In the past, in order to clear downtown of homeless people and camps during the Gem Show, the city would use police to move them out to other locations. Following the two or three week hiatus, the homeless would return, making the park generally inhospitable to the general public.
"People did not feel comfortable in this space," said Kathleen Eriksen, CEO of the Downtown Tucson Partnership. "It was intimidating, it was dirty, there as crime."
But since last fall when the partnership, in conjunction with Old Pueblo Community Services, started a new program called "dtp connects" crime has dropped 93 percent, chronic homelessness by 73 percent and the homeless have disappeared from the park.
Under the program, they have teamed up to find permanent housing for 54 homeless since Nov. 1, 2017.
Rather than just chasing them out of downtown, the agencies find them a place to live and provide other services that they may need such as food stamps, health care, or even jobs.
On Tuesday, Feb. 6 the partnership started the second phase of its efforts to find homes for the homeless.

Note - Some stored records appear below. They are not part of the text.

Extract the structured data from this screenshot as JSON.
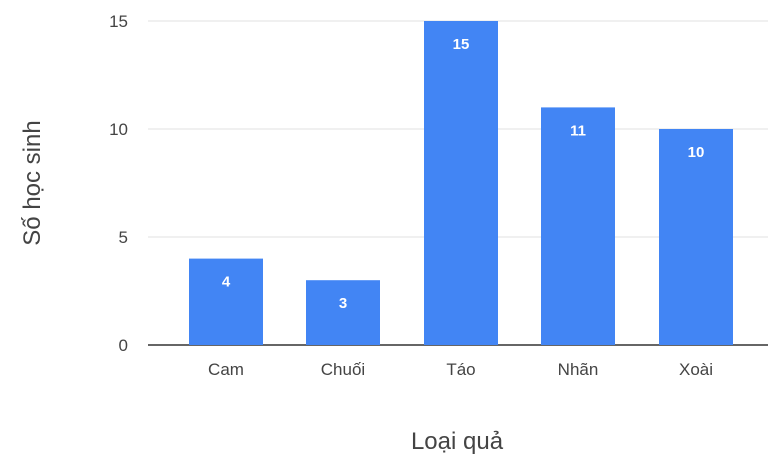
{
  "chart_data": {
    "type": "bar",
    "categories": [
      "Cam",
      "Chuối",
      "Táo",
      "Nhãn",
      "Xoài"
    ],
    "values": [
      4,
      3,
      15,
      11,
      10
    ],
    "data_labels": [
      "4",
      "3",
      "15",
      "11",
      "10"
    ],
    "xlabel": "Loại quả",
    "ylabel": "Số học sinh",
    "ylim": [
      0,
      15
    ],
    "yticks": [
      "0",
      "5",
      "10",
      "15"
    ],
    "grid": true,
    "legend": "none",
    "bar_color": "#4285f4",
    "grid_color": "#e0e0e0",
    "label_color": "#ffffff",
    "text_color": "#444444"
  }
}
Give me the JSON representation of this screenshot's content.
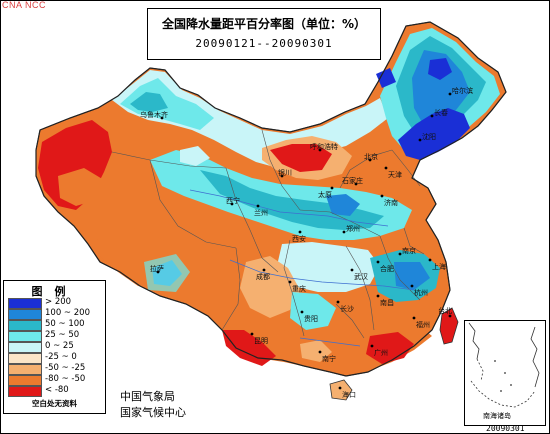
{
  "corner_tag": "CNA NCC",
  "title": {
    "main": "全国降水量距平百分率图（单位：%）",
    "period": "20090121--20090301"
  },
  "legend": {
    "title": "图例",
    "items": [
      {
        "label": "> 200",
        "color": "#1a2fd6"
      },
      {
        "label": "100 ~ 200",
        "color": "#1f86d9"
      },
      {
        "label": "50 ~ 100",
        "color": "#2bb8c9"
      },
      {
        "label": "25 ~ 50",
        "color": "#6ee8ea"
      },
      {
        "label": "0 ~ 25",
        "color": "#c9f5f8"
      },
      {
        "label": "-25 ~ 0",
        "color": "#fbe5c8"
      },
      {
        "label": "-50 ~ -25",
        "color": "#f5b070"
      },
      {
        "label": "-80 ~ -50",
        "color": "#ec7a2e"
      },
      {
        "label": "< -80",
        "color": "#e01818"
      }
    ],
    "note": "空白处无资料"
  },
  "agency": {
    "line1": "中国气象局",
    "line2": "国家气候中心"
  },
  "inset_label": "南海诸岛",
  "date_stamp": "20090301",
  "cities": [
    {
      "id": "wulumuqi",
      "name": "乌鲁木齐"
    },
    {
      "id": "lasa",
      "name": "拉萨"
    },
    {
      "id": "xining",
      "name": "西宁"
    },
    {
      "id": "lanzhou",
      "name": "兰州"
    },
    {
      "id": "yinchuan",
      "name": "银川"
    },
    {
      "id": "huhehaote",
      "name": "呼和浩特"
    },
    {
      "id": "beijing",
      "name": "北京"
    },
    {
      "id": "tianjin",
      "name": "天津"
    },
    {
      "id": "shijiazhuang",
      "name": "石家庄"
    },
    {
      "id": "taiyuan",
      "name": "太原"
    },
    {
      "id": "jinan",
      "name": "济南"
    },
    {
      "id": "shenyang",
      "name": "沈阳"
    },
    {
      "id": "changchun",
      "name": "长春"
    },
    {
      "id": "haerbin",
      "name": "哈尔滨"
    },
    {
      "id": "xian",
      "name": "西安"
    },
    {
      "id": "zhengzhou",
      "name": "郑州"
    },
    {
      "id": "chengdu",
      "name": "成都"
    },
    {
      "id": "chongqing",
      "name": "重庆"
    },
    {
      "id": "wuhan",
      "name": "武汉"
    },
    {
      "id": "hefei",
      "name": "合肥"
    },
    {
      "id": "nanjing",
      "name": "南京"
    },
    {
      "id": "shanghai",
      "name": "上海"
    },
    {
      "id": "hangzhou",
      "name": "杭州"
    },
    {
      "id": "changsha",
      "name": "长沙"
    },
    {
      "id": "nanchang",
      "name": "南昌"
    },
    {
      "id": "guiyang",
      "name": "贵阳"
    },
    {
      "id": "kunming",
      "name": "昆明"
    },
    {
      "id": "nanning",
      "name": "南宁"
    },
    {
      "id": "guangzhou",
      "name": "广州"
    },
    {
      "id": "fuzhou",
      "name": "福州"
    },
    {
      "id": "taibei",
      "name": "台北"
    },
    {
      "id": "haikou",
      "name": "海口"
    }
  ]
}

"The idea is to get as many homeless people as we can off the street," said Harold Harris, a seven-year veteran of the security staff at the Downtown Tucson Partnership. "You know, its been positive, it really has."
Harris and a worker from Old Pueblo Community Services spend three hours every Tuesday and Thursday trying to find those who are likely the chronically homeless, those with mental issues or drug and alcohol issues.
On the first day, in three hours, they found 10, of which five were offered and will receive help.
One of those who is still undecided is Alex, who has been on the street for seven years he says "because of mental issues."
"For sure," he said. "It's really humbling to be homeless."
He turned down a night in a shelter saying the problem with shelters is the next day he's back to square one.
"I would love to have a life, today, again," he said. "Whether it was a s***** life, pardon my French, whether it was good or not, I would do anything for it."
But Harris will continue to work on Alex and it appears may have some success.
He said "We get to know them, they get to know us and pretty soon we try to keep the peace."
"It's not like we're trying to push them away from downtown," Harris said. "We're just trying to get them inside."
And according to the partnership, it is having some success in Jocame Park.
"Some people don't want help and you can't force them to get help," Eriksen said. "But for those who want it, they're getting it."
But the question is, can the momentum be sustained after the Gem Show leaves and attention wanes from city leaders.
Eriksen says it's actually saving the city money because police and paramedics don't have to respond to the park three to five times a day for emergencies, frequently drug overdoses.
It's hoped the money saved can sustain the program long after the tents are down and the tourists and vendors have left town.
"It's never going to leave," she said. "It's the new norm."